Some people work well with examples:

Say I want to know whether there are more males (**M** males) than females (**F** females) in a population of mice (of size **N**). I catch 50 mice (**n**=50).

If I caught every mouse(**N=n=50)**, I would know whether there are really more males than females by counting, but assume that I didn’t catch them all.

So I count the males in the sample (**m**). I want to know if the male fraction of the population (**M/N**) is greater than 0.5 (half). All I know is the number of males in the sample (**m**); say it’s 31, giving a sample ratio of 0.62.

If we make some reasonable assumptions about my ability to catch a random sample of mice, theory tells me I can compare the ratio **m/n** to the ratio **M/N**, that the two should be pretty close, and how close will be determined by something called the *binomial distribution*. Don’t worry about the details.

The distribution in this case is a way of representing the probability that the data in the sample will be within a certain distance from the actual value in the population. Just as the fraction of heads that you get when you flip a fair coin will get closer to 50% the more times you flip, the more mice you catch, the closer the sample ratio will be to the real ratio.

In statistics, you want to falsify your hypothesis. You set up a dummy hypothesis, hoping to knock it down. In this case, we want to know if there are more males than females, so our *null hypothesis* is that the fraction of males in the population is less than or equal to 50%. If we reject that hypothesis, we can say that there must be more males than females. Tricky, huh?

So we do some math and find that the probability of drawing 31 males and 19 females from a population that is truly 50:50 is 0.0595, or 5.95%.

So what? What does 5.95% mean to us? It means that 5.95% of the time, a sample from a 50:50 population would give us a sample as skewed or more skewed than this one.

Is that good or bad?

This is where you start following convention, rather than math. Traditionally, people use a *significance value* of 5% (0.05) ; that’s a magic number below which results are considered “*significant*.” One can choose other values, all that number indicates is how many mistakes you are willing to make. The smaller that number is, the fewer times you will get a result which seems to falsify the null hypothesis even though that hypothesis is true (a false positive, statisticians call it Type I error).

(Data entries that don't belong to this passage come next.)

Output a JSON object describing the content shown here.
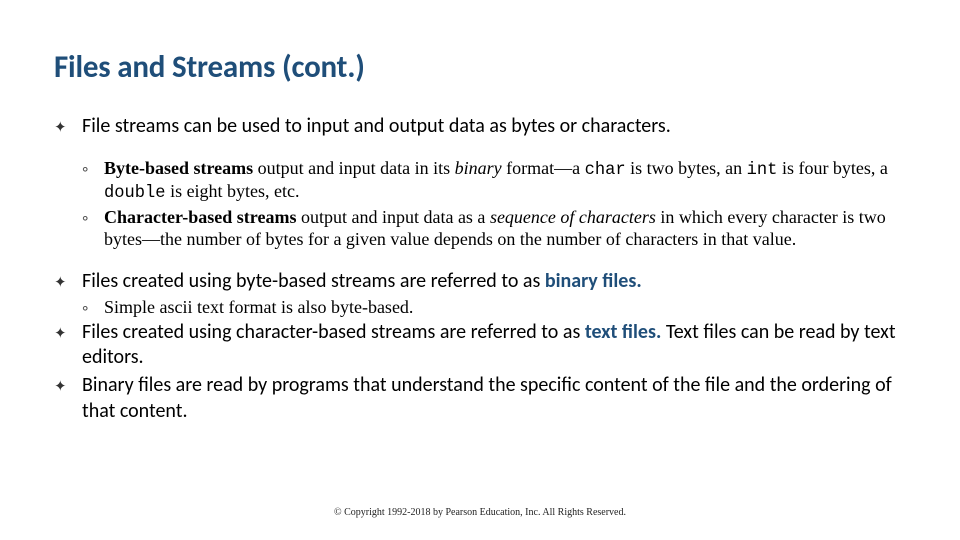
{
  "title": "Files and Streams (cont.)",
  "bullet1": "File streams can be used to input and output data as bytes or characters.",
  "sub1a_bold": "Byte-based streams",
  "sub1a_mid1": " output and input data in its ",
  "sub1a_ital": "binary",
  "sub1a_mid2": " format—a ",
  "sub1a_mono1": "char",
  "sub1a_mid3": " is two bytes, an ",
  "sub1a_mono2": "int",
  "sub1a_mid4": " is four bytes, a ",
  "sub1a_mono3": "double",
  "sub1a_end": " is eight bytes, etc.",
  "sub1b_bold": "Character-based streams",
  "sub1b_mid1": " output and input data as a ",
  "sub1b_ital": "sequence of characters",
  "sub1b_end": " in which every character is two bytes—the number of bytes for a given value depends on the number of characters in that value.",
  "bullet2_pre": "Files created using byte-based streams are referred to as ",
  "bullet2_blue": "binary files.",
  "sub2a": "Simple ascii text format is also byte-based.",
  "bullet3_pre": "Files created using character-based streams are referred to as ",
  "bullet3_blue": "text files.",
  "bullet3_post": " Text files can be read by text editors.",
  "bullet4": "Binary files are read by programs that understand the specific content of the file and the ordering of that content.",
  "footer": "© Copyright 1992-2018 by Pearson Education, Inc. All Rights Reserved.",
  "glyphs": {
    "main_bullet": "✦",
    "sub_bullet": "◦"
  }
}
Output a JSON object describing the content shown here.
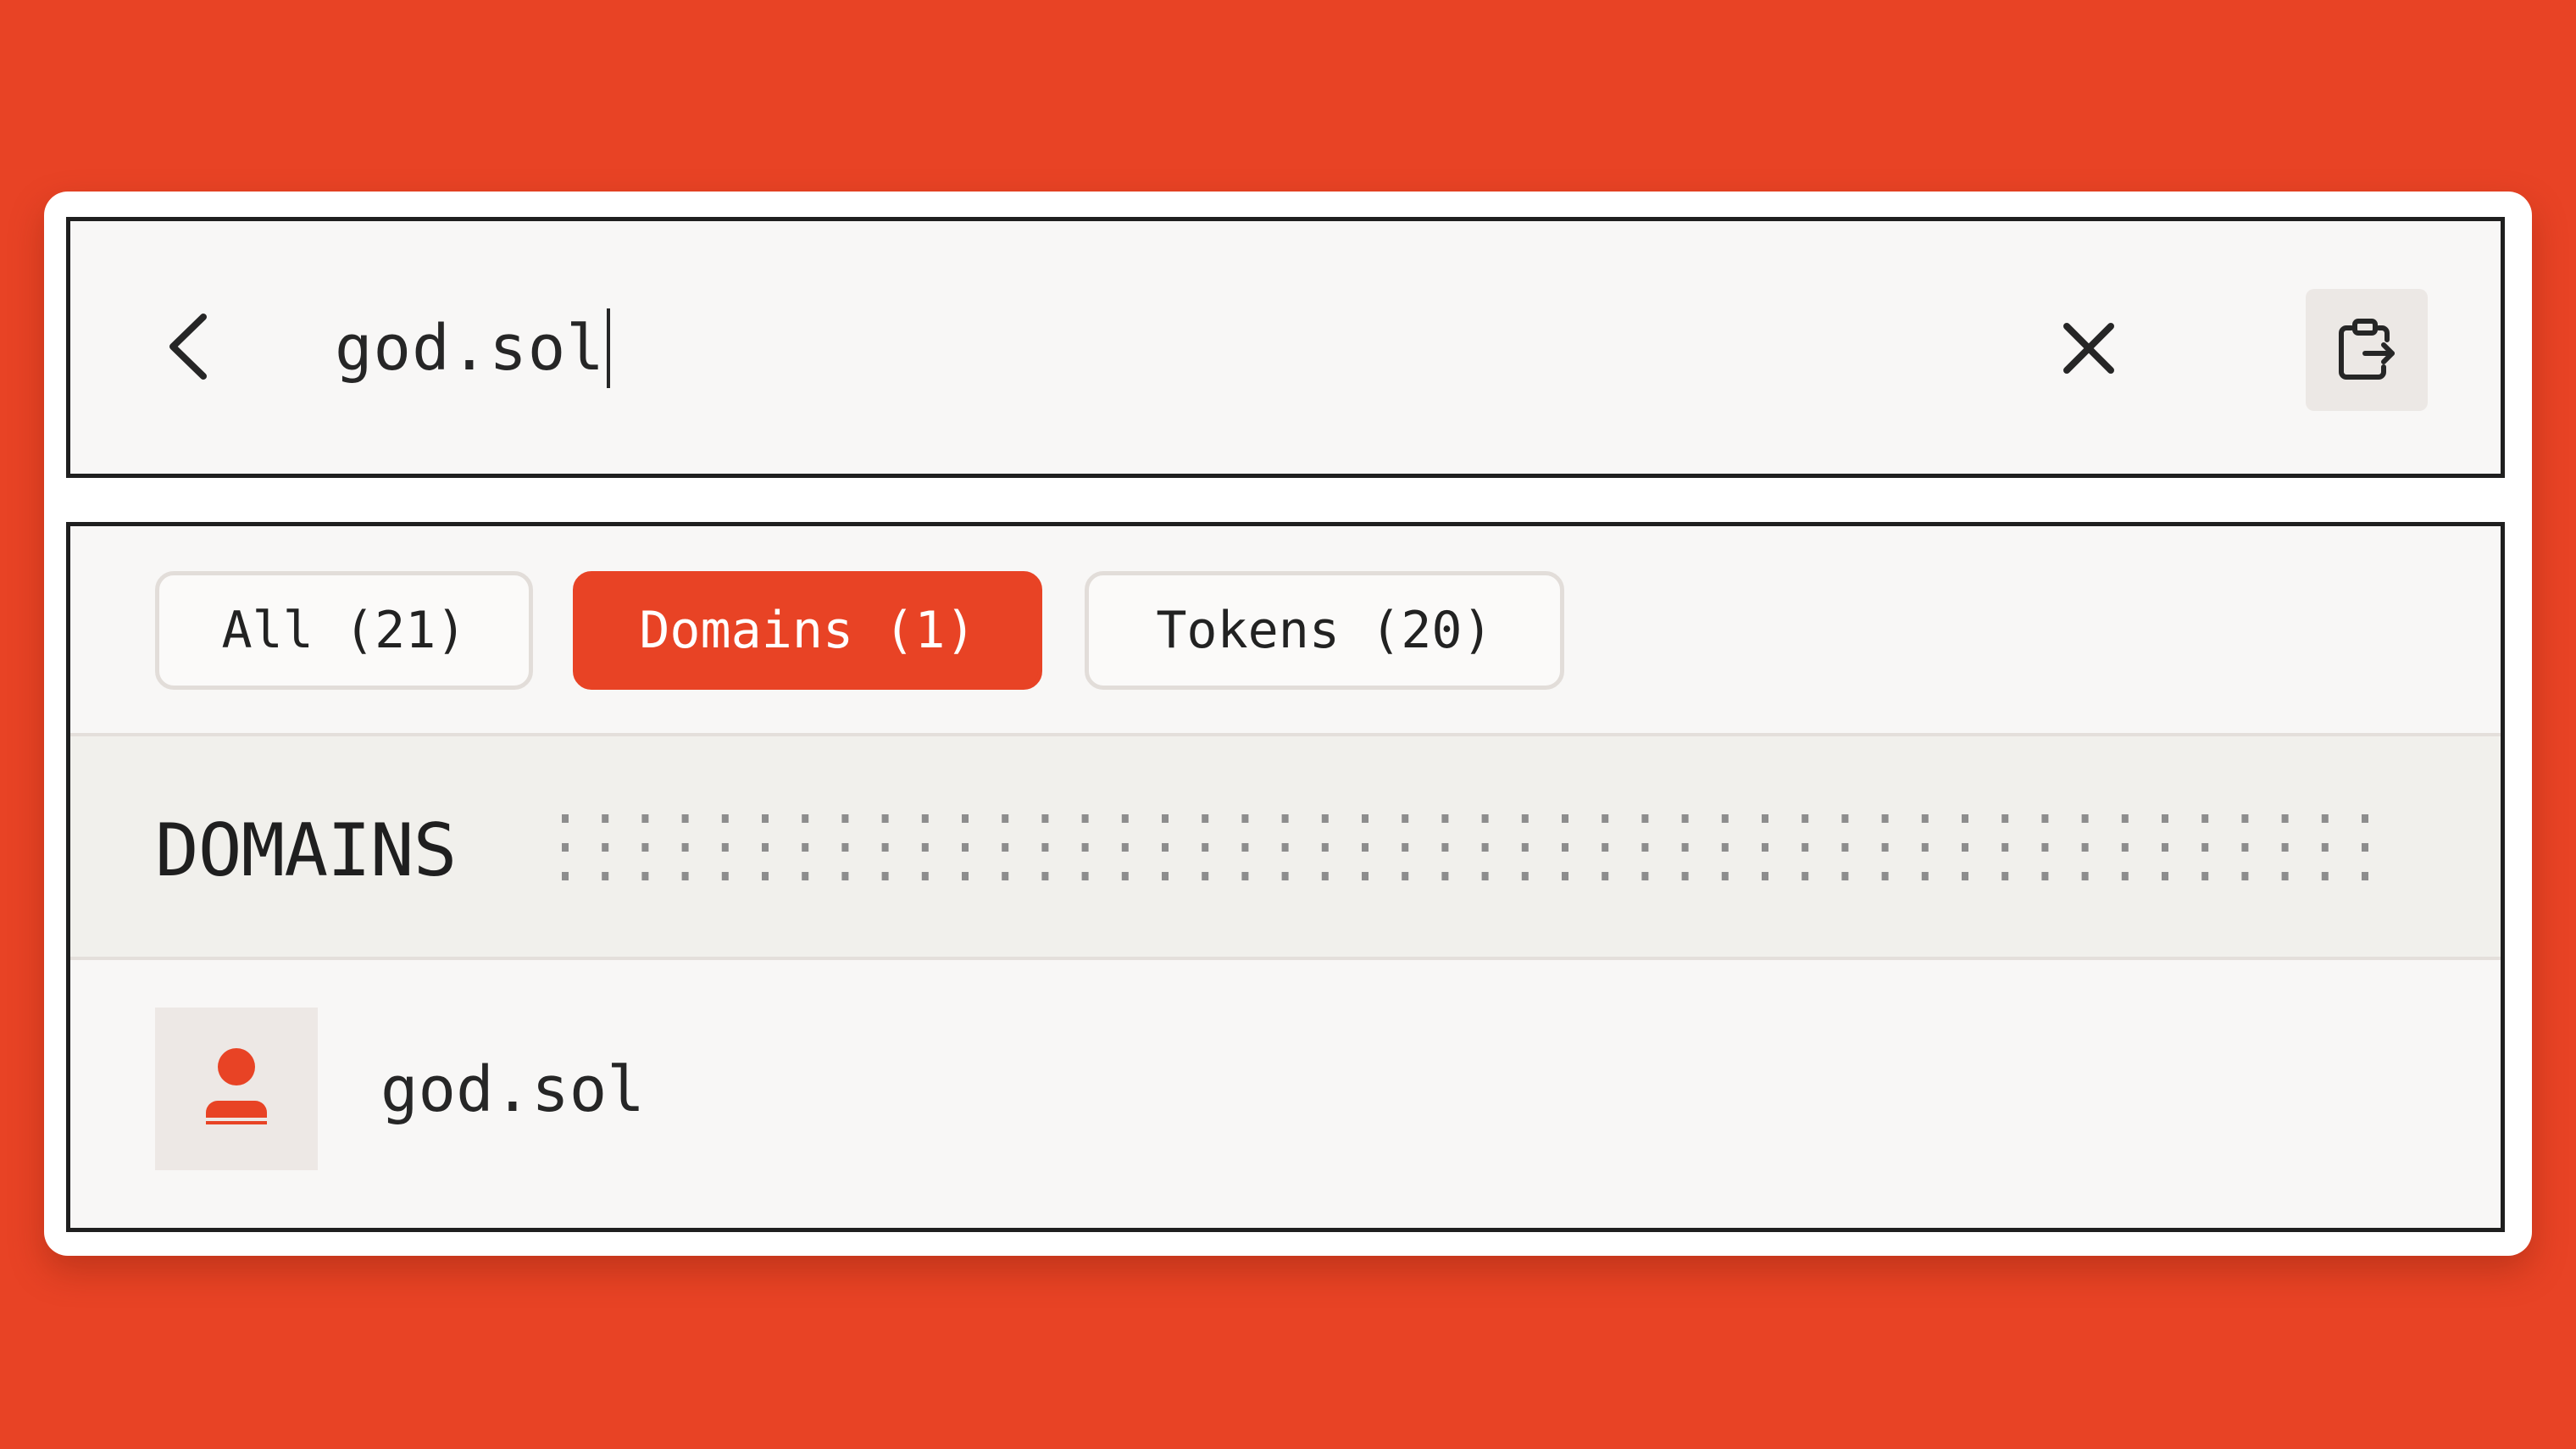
{
  "colors": {
    "background": "#e84325",
    "accent": "#e84325",
    "panel_border": "#1f1f1f",
    "panel_bg": "#f8f7f6",
    "section_bg": "#f1f0ec"
  },
  "search": {
    "value": "god.sol",
    "back_icon": "chevron-left-icon",
    "clear_icon": "close-icon",
    "paste_icon": "clipboard-paste-icon"
  },
  "filters": [
    {
      "label": "All (21)",
      "active": false
    },
    {
      "label": "Domains (1)",
      "active": true
    },
    {
      "label": "Tokens (20)",
      "active": false
    }
  ],
  "section": {
    "title": "DOMAINS"
  },
  "results": [
    {
      "label": "god.sol",
      "icon": "user-icon"
    }
  ]
}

People find that 0.05 is pretty fair. On average, one experiment in 20 will give results which seem significant, but are actually not. It also tends to balance nicely against Type II error, the probability that you will fail to reject a false hypothesis, a false negative.

Heritage decided on a lower standard than normally used. By setting their significance level at 10%, they were able to say that differences existed between groups where an investigator using conventional significance levels would have said there was no effect.

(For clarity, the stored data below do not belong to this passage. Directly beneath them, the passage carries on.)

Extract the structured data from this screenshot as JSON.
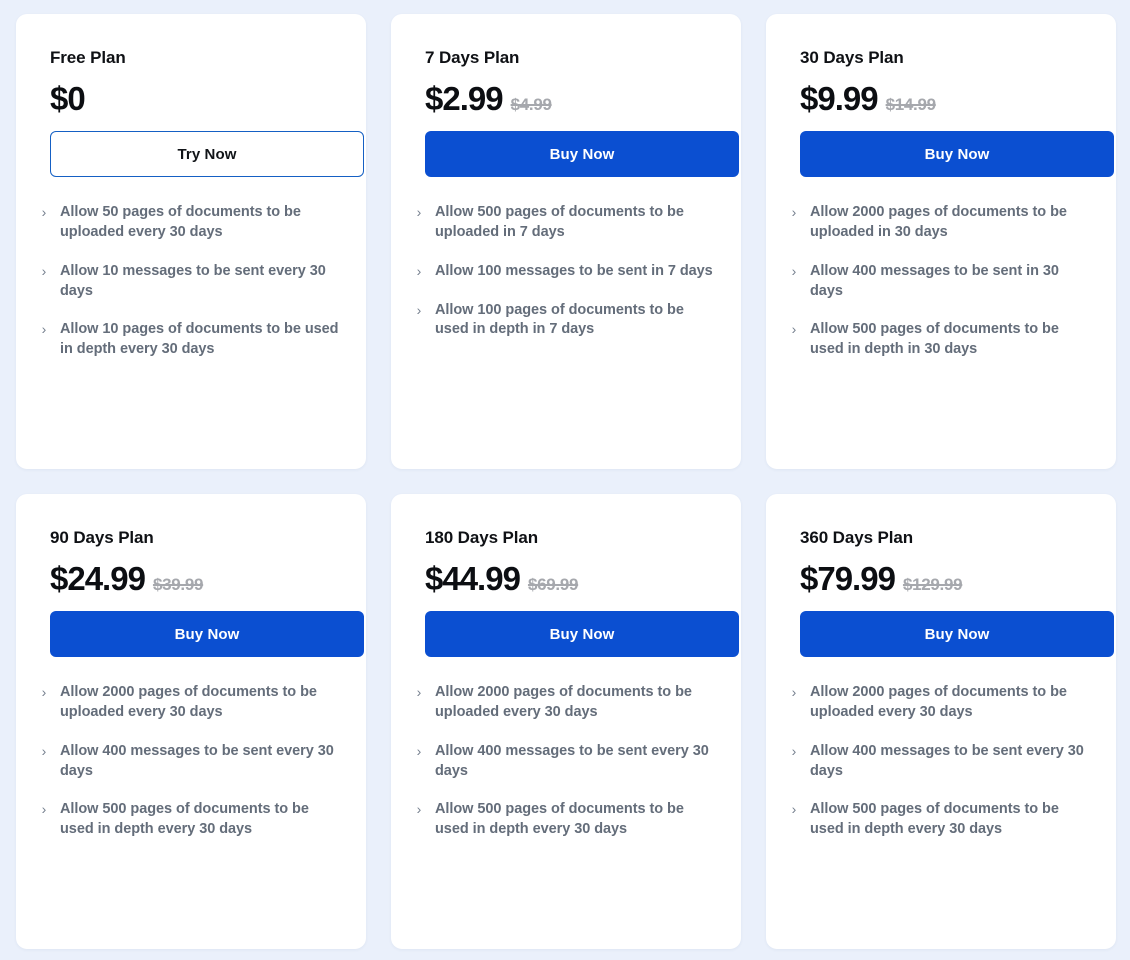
{
  "page": {
    "background_color": "#eaf0fb",
    "card_background": "#ffffff",
    "accent_color": "#0b4fd1",
    "outline_accent_color": "#1560c4",
    "muted_text_color": "#646d7a",
    "strikethrough_color": "#a6a8ad",
    "chevron_icon": "›"
  },
  "plans": [
    {
      "name": "Free Plan",
      "price": "$0",
      "original_price": "",
      "cta_label": "Try Now",
      "cta_style": "outline",
      "features": [
        "Allow 50 pages of documents to be uploaded every 30 days",
        "Allow 10 messages to be sent every 30 days",
        "Allow 10 pages of documents to be used in depth every 30 days"
      ]
    },
    {
      "name": "7 Days Plan",
      "price": "$2.99",
      "original_price": "$4.99",
      "cta_label": "Buy Now",
      "cta_style": "primary",
      "features": [
        "Allow 500 pages of documents to be uploaded in 7 days",
        "Allow 100 messages to be sent in 7 days",
        "Allow 100 pages of documents to be used in depth in 7 days"
      ]
    },
    {
      "name": "30 Days Plan",
      "price": "$9.99",
      "original_price": "$14.99",
      "cta_label": "Buy Now",
      "cta_style": "primary",
      "features": [
        "Allow 2000 pages of documents to be uploaded in 30 days",
        "Allow 400 messages to be sent in 30 days",
        "Allow 500 pages of documents to be used in depth in 30 days"
      ]
    },
    {
      "name": "90 Days Plan",
      "price": "$24.99",
      "original_price": "$39.99",
      "cta_label": "Buy Now",
      "cta_style": "primary",
      "features": [
        "Allow 2000 pages of documents to be uploaded every 30 days",
        "Allow 400 messages to be sent every 30 days",
        "Allow 500 pages of documents to be used in depth every 30 days"
      ]
    },
    {
      "name": "180 Days Plan",
      "price": "$44.99",
      "original_price": "$69.99",
      "cta_label": "Buy Now",
      "cta_style": "primary",
      "features": [
        "Allow 2000 pages of documents to be uploaded every 30 days",
        "Allow 400 messages to be sent every 30 days",
        "Allow 500 pages of documents to be used in depth every 30 days"
      ]
    },
    {
      "name": "360 Days Plan",
      "price": "$79.99",
      "original_price": "$129.99",
      "cta_label": "Buy Now",
      "cta_style": "primary",
      "features": [
        "Allow 2000 pages of documents to be uploaded every 30 days",
        "Allow 400 messages to be sent every 30 days",
        "Allow 500 pages of documents to be used in depth every 30 days"
      ]
    }
  ]
}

In the mouse example above, a 5% level would not be significant, but it would be significant at the 10% level. (That’s why I chose 31; at 30, the probability is 10.13%.)

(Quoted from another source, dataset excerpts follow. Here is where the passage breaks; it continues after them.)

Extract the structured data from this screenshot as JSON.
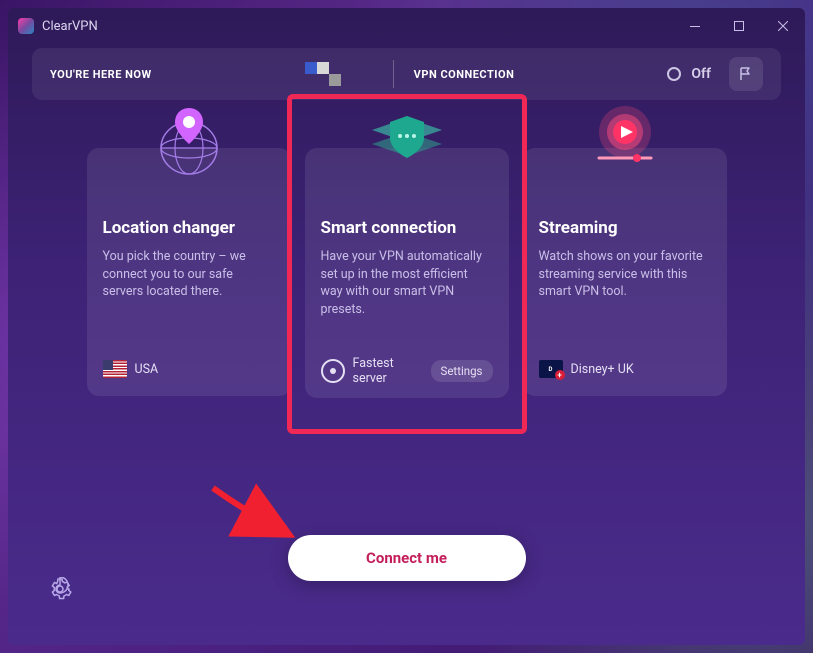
{
  "app": {
    "title": "ClearVPN"
  },
  "topbar": {
    "here_label": "YOU'RE HERE NOW",
    "vpn_label": "VPN CONNECTION",
    "status_text": "Off"
  },
  "cards": {
    "location": {
      "title": "Location changer",
      "desc": "You pick the country – we connect you to our safe servers located there.",
      "footer_text": "USA"
    },
    "smart": {
      "title": "Smart connection",
      "desc": "Have your VPN automatically set up in the most efficient way with our smart VPN presets.",
      "footer_text": "Fastest server",
      "settings_label": "Settings"
    },
    "streaming": {
      "title": "Streaming",
      "desc": "Watch shows on your favorite streaming service with this smart VPN tool.",
      "footer_text": "Disney+ UK"
    }
  },
  "connect_button": "Connect me"
}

If you were doing one analysis without much data, using a high significance level might be tolerable. But Heritage had huge swaths of data, and ran lots of tests. By setting high significance levels (easy to clear) and running lots of tests, they guaranteed that they’d get erroneous significance.

Why does the fact that they ran lots of tests matter? If they ran 10 unplanned comparisons where none showed any effect, the probability of getting one or more falsely significant results would be 1-.9^10. That’s 0.65, or 65%. If they used the 0.05 level (like most people do), they’d have a 40% chance of at least one error.

There are ways around all that, but you only use them if you’re being honest. One commenter referred to Bonferroni, which is one common technique. All you do is divide the significance value by the number of unplanned comparisons. If you did ten comparisons at an experiment-wide 0.05 significance level, you’d only reject your hypothesis if the test gave you 0.005 (0.05/10). Other ways (possibly superior) exist.

So, when reading about statistics, be sure to think about the significance level being used, and ask whether the investigators kept running tests until one came out the way they wanted. Honest investigators will explain what they did, dishonest ones will try to sneak it past you.

Now you can go back to reading about Michael Jackson.